"You jacked off to Apocalypse Now?"
"Well, I was at a loss for porn."
"Hey, the movie has Playboy bunnies in it."
"True, but the Playboy bunnies are there FOR DRAMATIC EFFECT, not so you can get in touch with your own jizz! Oh man…"
I love my roommate.
One week of summer school left. I have now been in school for a whole year. Add the 2001-2002 school year and come next June, I will have been in school for 21 consecutive months. I would take a long vacation if only I knew how to have fun.

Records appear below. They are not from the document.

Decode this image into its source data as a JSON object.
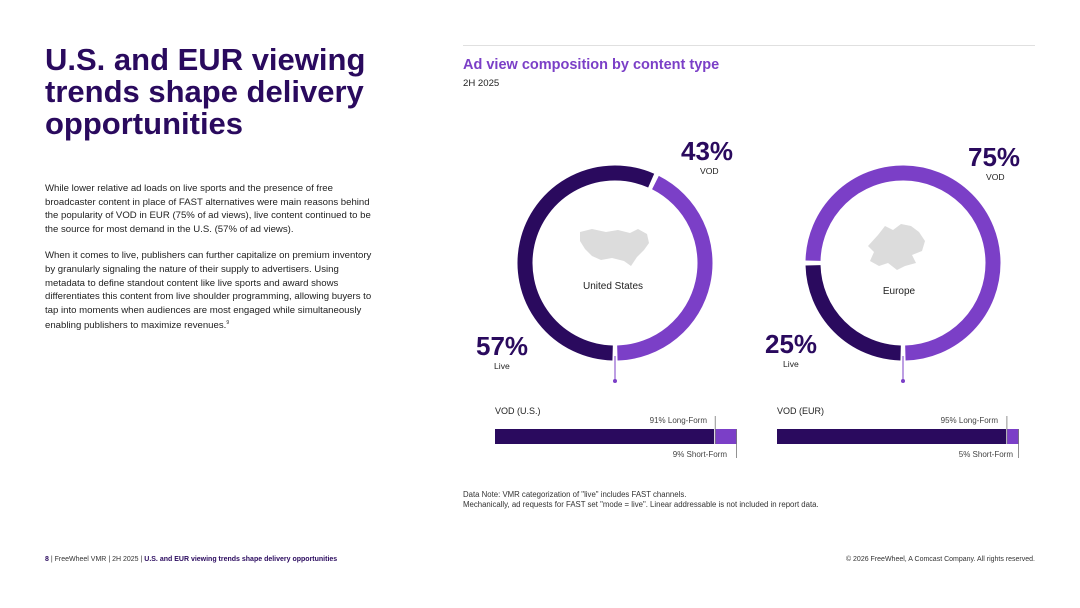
{
  "headline": "U.S. and EUR viewing trends shape delivery opportunities",
  "body": [
    "While lower relative ad loads on live sports and the presence of free broadcaster content in place of FAST alternatives were main reasons behind the popularity of VOD in EUR (75% of ad views), live content continued to be the source for most demand in the U.S. (57% of ad views).",
    "When it comes to live, publishers can further capitalize on premium inventory by granularly signaling the nature of their supply to advertisers. Using metadata to define standout content like live sports and award shows differentiates this content from live shoulder programming, allowing buyers to tap into moments when audiences are most engaged while simultaneously enabling publishers to maximize revenues."
  ],
  "footnote_marker": "9",
  "chart_data": [
    {
      "type": "pie",
      "title": "Ad view composition by content type",
      "subtitle": "2H 2025",
      "region": "United States",
      "slices": [
        {
          "label": "VOD",
          "value": 43,
          "display": "43%",
          "color": "#7b3fc7"
        },
        {
          "label": "Live",
          "value": 57,
          "display": "57%",
          "color": "#2a0a5e"
        }
      ]
    },
    {
      "type": "pie",
      "region": "Europe",
      "slices": [
        {
          "label": "VOD",
          "value": 75,
          "display": "75%",
          "color": "#7b3fc7"
        },
        {
          "label": "Live",
          "value": 25,
          "display": "25%",
          "color": "#2a0a5e"
        }
      ]
    },
    {
      "type": "bar",
      "orientation": "horizontal-stacked",
      "title": "VOD (U.S.)",
      "series": [
        {
          "name": "Long-Form",
          "value": 91,
          "annotation": "91% Long-Form",
          "color": "#2a0a5e"
        },
        {
          "name": "Short-Form",
          "value": 9,
          "annotation": "9% Short-Form",
          "color": "#7b3fc7"
        }
      ]
    },
    {
      "type": "bar",
      "orientation": "horizontal-stacked",
      "title": "VOD (EUR)",
      "series": [
        {
          "name": "Long-Form",
          "value": 95,
          "annotation": "95% Long-Form",
          "color": "#2a0a5e"
        },
        {
          "name": "Short-Form",
          "value": 5,
          "annotation": "5% Short-Form",
          "color": "#7b3fc7"
        }
      ]
    }
  ],
  "data_note": [
    "Data Note: VMR categorization of \"live\" includes FAST channels.",
    "Mechanically, ad requests for FAST set \"mode = live\". Linear addressable is not included in report data."
  ],
  "footer": {
    "page": "8",
    "brand": "FreeWheel VMR",
    "period": "2H 2025",
    "section": "U.S. and EUR viewing trends shape delivery opportunities",
    "copyright": "© 2026 FreeWheel, A Comcast Company. All rights reserved."
  },
  "map_fill_color": "#dcdcdc"
}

Everybody I know went home for the summer to have fun. I, on the other hand, stayed in Los Angeles to continue my education and because of summer school, I've had very little human interaction in the past three months. If you discount my superficial banter with co-workers, tour groups, and roommates, I basically just spent a fourth of the year as a pathetic loner. Now, anti-social behavior is not something foreign to me, but the large number of strangers I have befriended this summer on AIM is a testament to the void of physical people in my life. Oh well. Such is the sacrifice one must make for GE requirements.
I saw The Musketeer. It was laughably bad. The dialogue makes an episode of Blue's Clues seem ingenious in comparison. Plus, the hyped fight choreography was lost amidst director Peter Hyams' overuse of close-up shots. The ladder match at the end of the movie was cool though. I like ladders.

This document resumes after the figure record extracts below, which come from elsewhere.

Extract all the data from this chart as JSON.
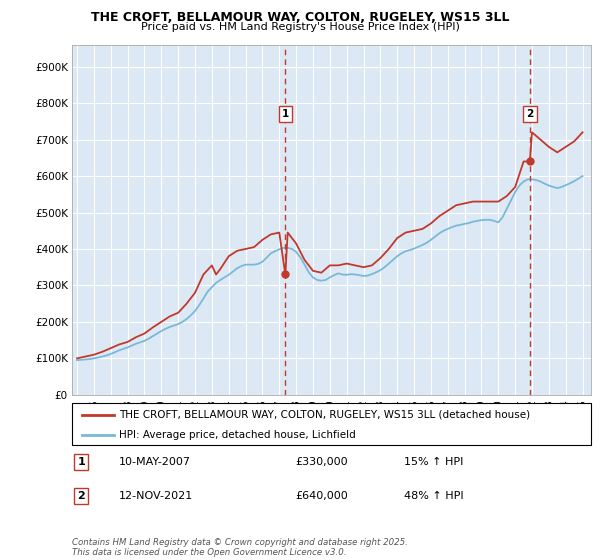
{
  "title_line1": "THE CROFT, BELLAMOUR WAY, COLTON, RUGELEY, WS15 3LL",
  "title_line2": "Price paid vs. HM Land Registry's House Price Index (HPI)",
  "bg_color": "#dce9f5",
  "hpi_color": "#7ab8d9",
  "price_color": "#c0392b",
  "annotation_color": "#c0392b",
  "ylabel_vals": [
    "£0",
    "£100K",
    "£200K",
    "£300K",
    "£400K",
    "£500K",
    "£600K",
    "£700K",
    "£800K",
    "£900K"
  ],
  "ytick_vals": [
    0,
    100000,
    200000,
    300000,
    400000,
    500000,
    600000,
    700000,
    800000,
    900000
  ],
  "ylim": [
    0,
    960000
  ],
  "xlim_start": 1994.7,
  "xlim_end": 2025.5,
  "xtick_years": [
    1995,
    1996,
    1997,
    1998,
    1999,
    2000,
    2001,
    2002,
    2003,
    2004,
    2005,
    2006,
    2007,
    2008,
    2009,
    2010,
    2011,
    2012,
    2013,
    2014,
    2015,
    2016,
    2017,
    2018,
    2019,
    2020,
    2021,
    2022,
    2023,
    2024,
    2025
  ],
  "legend_line1": "THE CROFT, BELLAMOUR WAY, COLTON, RUGELEY, WS15 3LL (detached house)",
  "legend_line2": "HPI: Average price, detached house, Lichfield",
  "marker1_x": 2007.36,
  "marker1_y": 330000,
  "marker1_label": "1",
  "marker1_date": "10-MAY-2007",
  "marker1_price": "£330,000",
  "marker1_hpi": "15% ↑ HPI",
  "marker2_x": 2021.87,
  "marker2_y": 640000,
  "marker2_label": "2",
  "marker2_date": "12-NOV-2021",
  "marker2_price": "£640,000",
  "marker2_hpi": "48% ↑ HPI",
  "footer": "Contains HM Land Registry data © Crown copyright and database right 2025.\nThis data is licensed under the Open Government Licence v3.0.",
  "hpi_data_x": [
    1995.0,
    1995.25,
    1995.5,
    1995.75,
    1996.0,
    1996.25,
    1996.5,
    1996.75,
    1997.0,
    1997.25,
    1997.5,
    1997.75,
    1998.0,
    1998.25,
    1998.5,
    1998.75,
    1999.0,
    1999.25,
    1999.5,
    1999.75,
    2000.0,
    2000.25,
    2000.5,
    2000.75,
    2001.0,
    2001.25,
    2001.5,
    2001.75,
    2002.0,
    2002.25,
    2002.5,
    2002.75,
    2003.0,
    2003.25,
    2003.5,
    2003.75,
    2004.0,
    2004.25,
    2004.5,
    2004.75,
    2005.0,
    2005.25,
    2005.5,
    2005.75,
    2006.0,
    2006.25,
    2006.5,
    2006.75,
    2007.0,
    2007.25,
    2007.5,
    2007.75,
    2008.0,
    2008.25,
    2008.5,
    2008.75,
    2009.0,
    2009.25,
    2009.5,
    2009.75,
    2010.0,
    2010.25,
    2010.5,
    2010.75,
    2011.0,
    2011.25,
    2011.5,
    2011.75,
    2012.0,
    2012.25,
    2012.5,
    2012.75,
    2013.0,
    2013.25,
    2013.5,
    2013.75,
    2014.0,
    2014.25,
    2014.5,
    2014.75,
    2015.0,
    2015.25,
    2015.5,
    2015.75,
    2016.0,
    2016.25,
    2016.5,
    2016.75,
    2017.0,
    2017.25,
    2017.5,
    2017.75,
    2018.0,
    2018.25,
    2018.5,
    2018.75,
    2019.0,
    2019.25,
    2019.5,
    2019.75,
    2020.0,
    2020.25,
    2020.5,
    2020.75,
    2021.0,
    2021.25,
    2021.5,
    2021.75,
    2022.0,
    2022.25,
    2022.5,
    2022.75,
    2023.0,
    2023.25,
    2023.5,
    2023.75,
    2024.0,
    2024.25,
    2024.5,
    2024.75,
    2025.0
  ],
  "hpi_data_y": [
    95000,
    96000,
    97000,
    98000,
    100000,
    102000,
    105000,
    108000,
    112000,
    117000,
    122000,
    126000,
    130000,
    135000,
    140000,
    144000,
    148000,
    154000,
    161000,
    168000,
    175000,
    181000,
    186000,
    190000,
    194000,
    200000,
    208000,
    218000,
    230000,
    246000,
    264000,
    283000,
    295000,
    307000,
    315000,
    322000,
    329000,
    338000,
    347000,
    353000,
    357000,
    357000,
    357000,
    359000,
    365000,
    376000,
    388000,
    394000,
    399000,
    403000,
    403000,
    400000,
    392000,
    377000,
    357000,
    336000,
    322000,
    315000,
    313000,
    315000,
    322000,
    328000,
    333000,
    330000,
    329000,
    331000,
    330000,
    328000,
    326000,
    327000,
    331000,
    336000,
    342000,
    350000,
    360000,
    370000,
    380000,
    388000,
    394000,
    397000,
    401000,
    406000,
    411000,
    417000,
    425000,
    434000,
    443000,
    450000,
    455000,
    460000,
    464000,
    466000,
    469000,
    471000,
    475000,
    477000,
    479000,
    480000,
    480000,
    477000,
    473000,
    487000,
    510000,
    533000,
    556000,
    574000,
    585000,
    591000,
    591000,
    589000,
    585000,
    579000,
    574000,
    570000,
    567000,
    570000,
    575000,
    580000,
    586000,
    593000,
    600000
  ],
  "price_data_x": [
    1995.0,
    1995.5,
    1996.0,
    1996.5,
    1997.0,
    1997.5,
    1998.0,
    1998.5,
    1999.0,
    1999.5,
    2000.0,
    2000.5,
    2001.0,
    2001.5,
    2002.0,
    2002.5,
    2003.0,
    2003.25,
    2003.5,
    2004.0,
    2004.5,
    2005.0,
    2005.5,
    2006.0,
    2006.5,
    2007.0,
    2007.36,
    2007.5,
    2007.75,
    2008.0,
    2008.5,
    2009.0,
    2009.5,
    2010.0,
    2010.5,
    2011.0,
    2011.5,
    2012.0,
    2012.5,
    2013.0,
    2013.5,
    2014.0,
    2014.5,
    2015.0,
    2015.5,
    2016.0,
    2016.5,
    2017.0,
    2017.5,
    2018.0,
    2018.5,
    2019.0,
    2019.5,
    2020.0,
    2020.5,
    2021.0,
    2021.5,
    2021.87,
    2022.0,
    2022.5,
    2023.0,
    2023.5,
    2024.0,
    2024.5,
    2025.0
  ],
  "price_data_y": [
    100000,
    105000,
    110000,
    118000,
    128000,
    138000,
    145000,
    158000,
    168000,
    185000,
    200000,
    215000,
    225000,
    250000,
    280000,
    330000,
    355000,
    330000,
    345000,
    380000,
    395000,
    400000,
    405000,
    425000,
    440000,
    445000,
    330000,
    445000,
    430000,
    415000,
    370000,
    340000,
    335000,
    355000,
    355000,
    360000,
    355000,
    350000,
    355000,
    375000,
    400000,
    430000,
    445000,
    450000,
    455000,
    470000,
    490000,
    505000,
    520000,
    525000,
    530000,
    530000,
    530000,
    530000,
    545000,
    570000,
    640000,
    640000,
    720000,
    700000,
    680000,
    665000,
    680000,
    695000,
    720000
  ]
}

Why is it that whenever Hollywood makes a movie set in Europe, the actors handle accents by either employing a ridiculous variation of a British accent or simply not bothering with an accent at all? Isn't it an actor's job to be convincing in any role, hence the title "actor"? I don't wanna pay $9 to see a pre-taped high school drama production.

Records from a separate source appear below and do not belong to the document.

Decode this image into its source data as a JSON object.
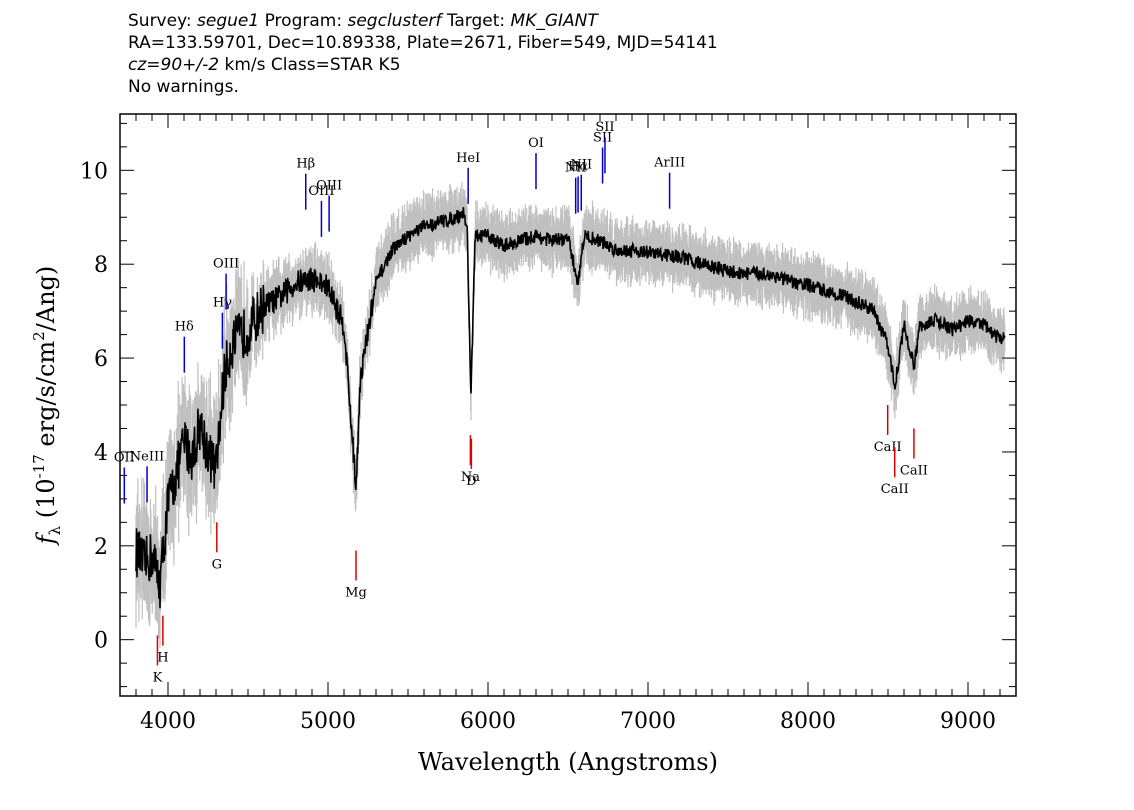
{
  "header": {
    "survey_label": "Survey:",
    "survey_value": "segue1",
    "program_label": "Program:",
    "program_value": "segclusterf",
    "target_label": "Target:",
    "target_value": "MK_GIANT",
    "line2": "RA=133.59701, Dec=10.89338, Plate=2671, Fiber=549, MJD=54141",
    "cz_value": "cz=90+/-2",
    "cz_rest": "km/s Class=STAR K5",
    "line4": "No warnings."
  },
  "chart_data": {
    "type": "line",
    "xlabel": "Wavelength (Angstroms)",
    "ylabel": "f_λ (10^-17 erg/s/cm^2/Ang)",
    "xlim": [
      3700,
      9300
    ],
    "ylim": [
      -1.2,
      11.2
    ],
    "x_ticks": [
      4000,
      5000,
      6000,
      7000,
      8000,
      9000
    ],
    "y_ticks": [
      0,
      2,
      4,
      6,
      8,
      10
    ],
    "colors": {
      "flux": "#000000",
      "error": "#c0c0c0",
      "emission": "#0000cc",
      "absorption": "#dd0000"
    },
    "series": [
      {
        "x": [
          3800,
          3850,
          3900,
          3950,
          4000,
          4050,
          4100,
          4150,
          4200,
          4250,
          4300,
          4350,
          4400,
          4500,
          4600,
          4700,
          4800,
          4900,
          5000,
          5100,
          5150,
          5175,
          5200,
          5300,
          5400,
          5500,
          5600,
          5700,
          5800,
          5850,
          5870,
          5893,
          5920,
          6000,
          6100,
          6200,
          6300,
          6400,
          6500,
          6563,
          6600,
          6700,
          6800,
          6900,
          7000,
          7100,
          7200,
          7300,
          7400,
          7500,
          7600,
          7700,
          7800,
          7900,
          8000,
          8100,
          8200,
          8300,
          8400,
          8498,
          8542,
          8600,
          8662,
          8700,
          8800,
          8900,
          9000,
          9100,
          9200
        ],
        "y": [
          1.9,
          1.6,
          1.8,
          1.2,
          2.9,
          3.5,
          4.2,
          3.9,
          4.6,
          4.0,
          3.6,
          5.6,
          6.3,
          6.6,
          7.1,
          7.3,
          7.6,
          7.7,
          7.5,
          6.7,
          4.4,
          3.2,
          5.5,
          7.6,
          8.3,
          8.6,
          8.8,
          8.9,
          9.0,
          9.1,
          8.7,
          5.2,
          8.6,
          8.6,
          8.4,
          8.5,
          8.6,
          8.5,
          8.55,
          7.6,
          8.6,
          8.5,
          8.3,
          8.3,
          8.25,
          8.2,
          8.15,
          8.05,
          7.95,
          7.85,
          7.8,
          7.8,
          7.75,
          7.6,
          7.55,
          7.45,
          7.35,
          7.2,
          7.05,
          6.3,
          5.4,
          6.7,
          5.8,
          6.7,
          6.8,
          6.6,
          6.8,
          6.7,
          6.4
        ]
      }
    ],
    "emission_lines": [
      {
        "label": "OII",
        "wavelength": 3727
      },
      {
        "label": "NeIII",
        "wavelength": 3869
      },
      {
        "label": "Hδ",
        "wavelength": 4102
      },
      {
        "label": "Hγ",
        "wavelength": 4340
      },
      {
        "label": "OIII",
        "wavelength": 4363
      },
      {
        "label": "Hβ",
        "wavelength": 4861
      },
      {
        "label": "OIII",
        "wavelength": 4959
      },
      {
        "label": "OIII",
        "wavelength": 5007
      },
      {
        "label": "HeI",
        "wavelength": 5876
      },
      {
        "label": "OI",
        "wavelength": 6300
      },
      {
        "label": "NII",
        "wavelength": 6548
      },
      {
        "label": "Hα",
        "wavelength": 6563
      },
      {
        "label": "NII",
        "wavelength": 6583
      },
      {
        "label": "SII",
        "wavelength": 6716
      },
      {
        "label": "SII",
        "wavelength": 6731
      },
      {
        "label": "ArIII",
        "wavelength": 7135
      }
    ],
    "absorption_lines": [
      {
        "label": "K",
        "wavelength": 3934
      },
      {
        "label": "H",
        "wavelength": 3968
      },
      {
        "label": "G",
        "wavelength": 4305
      },
      {
        "label": "Mg",
        "wavelength": 5175
      },
      {
        "label": "Na",
        "wavelength": 5890
      },
      {
        "label": "D",
        "wavelength": 5896
      },
      {
        "label": "CaII",
        "wavelength": 8498
      },
      {
        "label": "CaII",
        "wavelength": 8542
      },
      {
        "label": "CaII",
        "wavelength": 8662
      }
    ],
    "grid": false,
    "legend": "none"
  }
}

Bob Dylan's new record Love And Theft received five stars in Rolling Stone, an honor usually reserved for dead people's records. Five stars! A perfect score! Then again, lame-O Rob Sheffield reviewed it. This is the same guy who gave Blink-182's Take Off Your Pants And Jacket four stars. In general though, the buzz surrounding Love And Theft is very positive, enough to make me wanna buy the record this Tuesday and attend his concert at the Staples Center in October. Whoo!
As a WWF Raw Is War commentator, Paul Heyman bests most stand-up comedians in the one-liner category:
"They (wrestler Christian's parents) had nine months, and the best name they could come up with was Christian? That would be like my Mom and Dad calling me 'Jew'!"
"Just because you are paranoid doesn't mean that the whole world is not against you."
"All these Canadians on the show tonight. I hate foreigners!"
UC Berkeley's marching band repertoire this year features Weezer music. Yes, Weezer. I don't know what to think when the saviors of rock and roll become instrumental fodder. I have a love-hate relationship with that school.